Sunday, April 30, 2006
Photography as Music
Ed note: Owen C. Grant passed along the following thoughts for your consideration.
I’ve been debating for a number of years over the merits of popular music with a friend of mine. I’ve always argued along the lines of Stockhausen’s Advice to Clever Children...: I wish those musicians would not allow themselves any repetitions, and would go faster in developing their ideas or their findings, because I don't appreciate at all this permanent repetitive language. It is like someone who is stuttering all the time, and can't get words out of his mouth. I think musicians should have very concise figures and not rely on this fashionable psychology. I don't like psychology whatsoever: using music like a drug is stupid. One shouldn't do that: music is the product of the highest human intelligence, and of the best senses, the listening senses and of imagination and intuition. Since then I have started to see similarities between photography, and popular music.

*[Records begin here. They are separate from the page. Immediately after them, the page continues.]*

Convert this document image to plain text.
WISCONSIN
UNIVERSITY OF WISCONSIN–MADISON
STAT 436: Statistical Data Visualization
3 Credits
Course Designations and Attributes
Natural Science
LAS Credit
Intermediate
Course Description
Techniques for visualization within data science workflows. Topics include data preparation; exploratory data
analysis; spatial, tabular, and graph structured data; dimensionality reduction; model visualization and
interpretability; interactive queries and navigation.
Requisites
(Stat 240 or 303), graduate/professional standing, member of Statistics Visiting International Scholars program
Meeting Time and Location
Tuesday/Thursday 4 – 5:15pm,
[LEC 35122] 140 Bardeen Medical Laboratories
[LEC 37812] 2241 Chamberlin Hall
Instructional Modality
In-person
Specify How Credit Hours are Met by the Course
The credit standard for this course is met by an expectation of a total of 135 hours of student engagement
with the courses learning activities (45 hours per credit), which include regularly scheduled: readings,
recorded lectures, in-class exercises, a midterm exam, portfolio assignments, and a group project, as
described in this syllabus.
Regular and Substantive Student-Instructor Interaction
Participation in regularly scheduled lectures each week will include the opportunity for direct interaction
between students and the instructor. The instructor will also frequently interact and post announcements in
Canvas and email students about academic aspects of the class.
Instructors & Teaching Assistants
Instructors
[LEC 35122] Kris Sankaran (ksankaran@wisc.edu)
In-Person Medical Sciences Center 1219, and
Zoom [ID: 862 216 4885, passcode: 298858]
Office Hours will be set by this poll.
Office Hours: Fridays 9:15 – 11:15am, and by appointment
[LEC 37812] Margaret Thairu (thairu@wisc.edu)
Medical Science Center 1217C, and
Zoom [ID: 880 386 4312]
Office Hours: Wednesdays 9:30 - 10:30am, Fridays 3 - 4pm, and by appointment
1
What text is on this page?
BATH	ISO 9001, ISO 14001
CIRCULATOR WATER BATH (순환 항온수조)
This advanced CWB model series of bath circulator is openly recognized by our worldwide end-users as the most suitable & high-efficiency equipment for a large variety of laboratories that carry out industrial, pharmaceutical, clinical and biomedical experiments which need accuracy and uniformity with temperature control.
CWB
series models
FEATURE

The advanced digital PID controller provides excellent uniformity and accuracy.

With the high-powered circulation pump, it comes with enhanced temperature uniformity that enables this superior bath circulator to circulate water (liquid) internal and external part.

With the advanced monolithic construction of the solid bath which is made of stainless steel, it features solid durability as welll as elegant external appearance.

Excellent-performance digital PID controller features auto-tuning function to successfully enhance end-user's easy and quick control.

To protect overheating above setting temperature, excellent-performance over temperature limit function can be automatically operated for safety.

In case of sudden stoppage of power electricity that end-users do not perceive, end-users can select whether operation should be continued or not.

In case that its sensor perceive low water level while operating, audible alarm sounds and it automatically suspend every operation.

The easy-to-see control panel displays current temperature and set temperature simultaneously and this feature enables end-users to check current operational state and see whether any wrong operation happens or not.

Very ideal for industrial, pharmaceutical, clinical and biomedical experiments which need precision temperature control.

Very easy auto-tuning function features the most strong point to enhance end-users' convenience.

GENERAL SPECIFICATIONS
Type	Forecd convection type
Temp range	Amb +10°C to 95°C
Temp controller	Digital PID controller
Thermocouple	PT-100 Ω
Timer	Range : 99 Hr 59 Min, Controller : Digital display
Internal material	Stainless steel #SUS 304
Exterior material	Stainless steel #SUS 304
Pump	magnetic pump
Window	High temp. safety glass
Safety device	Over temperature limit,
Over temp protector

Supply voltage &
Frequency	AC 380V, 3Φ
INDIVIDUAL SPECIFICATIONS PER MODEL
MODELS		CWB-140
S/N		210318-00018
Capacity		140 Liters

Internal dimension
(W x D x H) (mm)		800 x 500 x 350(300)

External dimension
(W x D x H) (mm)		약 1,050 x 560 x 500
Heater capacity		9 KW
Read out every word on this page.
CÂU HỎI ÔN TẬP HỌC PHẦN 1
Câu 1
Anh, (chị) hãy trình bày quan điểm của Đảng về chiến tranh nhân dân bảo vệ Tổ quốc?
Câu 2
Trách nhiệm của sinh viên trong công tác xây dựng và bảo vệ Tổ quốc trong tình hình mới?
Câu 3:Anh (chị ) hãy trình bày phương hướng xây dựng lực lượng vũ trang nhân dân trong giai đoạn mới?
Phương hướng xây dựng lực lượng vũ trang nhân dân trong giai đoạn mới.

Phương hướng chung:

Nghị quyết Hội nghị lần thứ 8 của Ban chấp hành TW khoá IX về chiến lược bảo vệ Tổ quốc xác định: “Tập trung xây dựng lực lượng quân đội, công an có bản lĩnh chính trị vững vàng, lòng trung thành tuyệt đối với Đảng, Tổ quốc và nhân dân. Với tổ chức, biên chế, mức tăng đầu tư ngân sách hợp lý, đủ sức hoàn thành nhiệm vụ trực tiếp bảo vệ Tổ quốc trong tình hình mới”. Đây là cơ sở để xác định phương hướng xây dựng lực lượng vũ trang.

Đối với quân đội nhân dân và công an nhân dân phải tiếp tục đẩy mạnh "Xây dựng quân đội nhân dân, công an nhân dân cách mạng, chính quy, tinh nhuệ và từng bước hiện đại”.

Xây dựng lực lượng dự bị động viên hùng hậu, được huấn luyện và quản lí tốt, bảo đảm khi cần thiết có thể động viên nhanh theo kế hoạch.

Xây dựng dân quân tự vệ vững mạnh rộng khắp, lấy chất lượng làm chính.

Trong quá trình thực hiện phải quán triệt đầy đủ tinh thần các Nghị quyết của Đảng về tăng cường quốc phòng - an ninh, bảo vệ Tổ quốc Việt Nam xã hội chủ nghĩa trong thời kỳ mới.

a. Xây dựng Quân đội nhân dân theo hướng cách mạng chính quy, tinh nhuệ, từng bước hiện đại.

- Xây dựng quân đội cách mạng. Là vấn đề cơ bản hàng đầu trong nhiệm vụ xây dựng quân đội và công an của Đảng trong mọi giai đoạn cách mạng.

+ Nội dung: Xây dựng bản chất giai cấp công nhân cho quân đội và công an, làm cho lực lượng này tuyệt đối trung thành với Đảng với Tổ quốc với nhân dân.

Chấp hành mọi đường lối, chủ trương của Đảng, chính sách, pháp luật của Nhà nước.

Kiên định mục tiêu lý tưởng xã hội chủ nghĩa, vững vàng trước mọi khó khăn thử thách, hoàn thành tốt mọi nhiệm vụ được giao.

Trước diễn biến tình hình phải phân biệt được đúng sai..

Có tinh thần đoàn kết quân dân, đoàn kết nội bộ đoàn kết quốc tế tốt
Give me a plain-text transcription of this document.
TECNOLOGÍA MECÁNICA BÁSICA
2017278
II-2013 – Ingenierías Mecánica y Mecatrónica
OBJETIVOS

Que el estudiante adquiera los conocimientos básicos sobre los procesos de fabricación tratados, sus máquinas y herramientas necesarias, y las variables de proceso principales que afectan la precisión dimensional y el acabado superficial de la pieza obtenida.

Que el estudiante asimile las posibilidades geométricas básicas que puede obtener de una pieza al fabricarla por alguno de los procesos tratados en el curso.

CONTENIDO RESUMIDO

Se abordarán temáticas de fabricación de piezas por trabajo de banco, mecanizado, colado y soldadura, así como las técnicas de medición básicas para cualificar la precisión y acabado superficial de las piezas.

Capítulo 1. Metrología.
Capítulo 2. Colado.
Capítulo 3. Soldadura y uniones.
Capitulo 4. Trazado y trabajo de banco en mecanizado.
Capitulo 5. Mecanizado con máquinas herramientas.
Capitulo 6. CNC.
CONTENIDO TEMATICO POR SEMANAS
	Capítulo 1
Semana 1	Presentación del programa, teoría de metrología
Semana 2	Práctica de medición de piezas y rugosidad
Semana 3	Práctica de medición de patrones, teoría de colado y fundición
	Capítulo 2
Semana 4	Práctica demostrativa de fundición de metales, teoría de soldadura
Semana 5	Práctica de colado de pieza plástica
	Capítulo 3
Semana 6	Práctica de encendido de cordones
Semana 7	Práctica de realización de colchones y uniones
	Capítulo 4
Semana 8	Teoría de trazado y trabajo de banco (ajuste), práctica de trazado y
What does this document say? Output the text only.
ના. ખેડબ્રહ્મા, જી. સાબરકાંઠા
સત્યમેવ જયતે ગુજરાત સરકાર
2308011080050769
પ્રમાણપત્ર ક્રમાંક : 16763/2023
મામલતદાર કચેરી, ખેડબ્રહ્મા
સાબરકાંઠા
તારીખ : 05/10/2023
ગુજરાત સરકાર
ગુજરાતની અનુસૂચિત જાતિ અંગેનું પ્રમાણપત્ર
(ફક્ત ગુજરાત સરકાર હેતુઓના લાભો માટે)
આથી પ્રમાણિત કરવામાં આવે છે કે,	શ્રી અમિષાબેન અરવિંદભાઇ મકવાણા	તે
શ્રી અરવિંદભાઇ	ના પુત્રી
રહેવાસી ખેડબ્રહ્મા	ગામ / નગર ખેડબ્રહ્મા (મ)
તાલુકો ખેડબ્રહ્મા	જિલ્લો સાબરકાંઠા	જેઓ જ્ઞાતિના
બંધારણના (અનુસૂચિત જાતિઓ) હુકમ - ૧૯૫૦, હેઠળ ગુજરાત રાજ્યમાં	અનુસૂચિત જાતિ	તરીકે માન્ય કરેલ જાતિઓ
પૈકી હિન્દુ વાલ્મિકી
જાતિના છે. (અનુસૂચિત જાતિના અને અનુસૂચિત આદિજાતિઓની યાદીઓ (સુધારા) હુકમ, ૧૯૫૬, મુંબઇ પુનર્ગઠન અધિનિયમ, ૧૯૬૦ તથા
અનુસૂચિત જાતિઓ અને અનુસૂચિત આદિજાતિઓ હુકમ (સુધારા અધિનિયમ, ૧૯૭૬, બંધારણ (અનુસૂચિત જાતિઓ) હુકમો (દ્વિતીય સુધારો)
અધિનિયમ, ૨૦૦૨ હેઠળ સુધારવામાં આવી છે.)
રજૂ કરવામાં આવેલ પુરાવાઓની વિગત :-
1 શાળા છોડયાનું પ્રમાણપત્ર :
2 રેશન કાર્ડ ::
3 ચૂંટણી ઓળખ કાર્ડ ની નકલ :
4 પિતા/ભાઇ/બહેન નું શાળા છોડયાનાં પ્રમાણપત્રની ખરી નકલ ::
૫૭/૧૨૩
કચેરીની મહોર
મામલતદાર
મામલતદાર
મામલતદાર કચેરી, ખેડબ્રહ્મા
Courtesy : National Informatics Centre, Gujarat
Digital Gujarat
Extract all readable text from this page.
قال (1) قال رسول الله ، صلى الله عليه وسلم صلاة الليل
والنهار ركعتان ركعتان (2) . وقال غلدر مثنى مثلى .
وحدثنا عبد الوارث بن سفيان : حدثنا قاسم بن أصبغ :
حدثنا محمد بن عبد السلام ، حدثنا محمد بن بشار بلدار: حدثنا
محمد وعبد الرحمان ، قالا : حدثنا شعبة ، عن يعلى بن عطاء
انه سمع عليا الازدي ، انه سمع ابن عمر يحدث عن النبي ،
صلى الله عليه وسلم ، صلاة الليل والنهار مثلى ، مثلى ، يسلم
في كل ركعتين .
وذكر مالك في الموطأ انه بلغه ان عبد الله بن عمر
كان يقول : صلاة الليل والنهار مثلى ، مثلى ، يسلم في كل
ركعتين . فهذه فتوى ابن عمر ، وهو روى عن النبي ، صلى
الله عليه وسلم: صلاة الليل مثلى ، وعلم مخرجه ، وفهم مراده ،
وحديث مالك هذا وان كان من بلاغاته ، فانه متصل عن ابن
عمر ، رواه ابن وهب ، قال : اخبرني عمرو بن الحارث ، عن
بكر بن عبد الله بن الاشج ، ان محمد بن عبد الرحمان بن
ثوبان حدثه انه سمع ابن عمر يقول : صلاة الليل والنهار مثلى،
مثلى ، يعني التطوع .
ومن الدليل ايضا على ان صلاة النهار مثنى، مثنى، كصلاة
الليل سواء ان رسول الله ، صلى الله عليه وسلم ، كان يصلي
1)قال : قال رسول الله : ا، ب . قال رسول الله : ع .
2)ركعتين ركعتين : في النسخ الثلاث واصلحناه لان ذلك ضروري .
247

I feel that like much photography, popular music is about capturing a moment of beauty, honesty, and truth. I think that popular music is about trying to find interesting sounds – whether it’s a riff, a groove, a texture, an arrangement, and so on – and displaying it clearly with little or no development. When one starts to consider popular music through the eyes of a photographer, I think it allows one to understand and appreciate the music much more easily on an artistic level.
The penny has dropped, and I am having a renaissance of popular music (albeit leftfield). I hope that this insight may allow others to as well.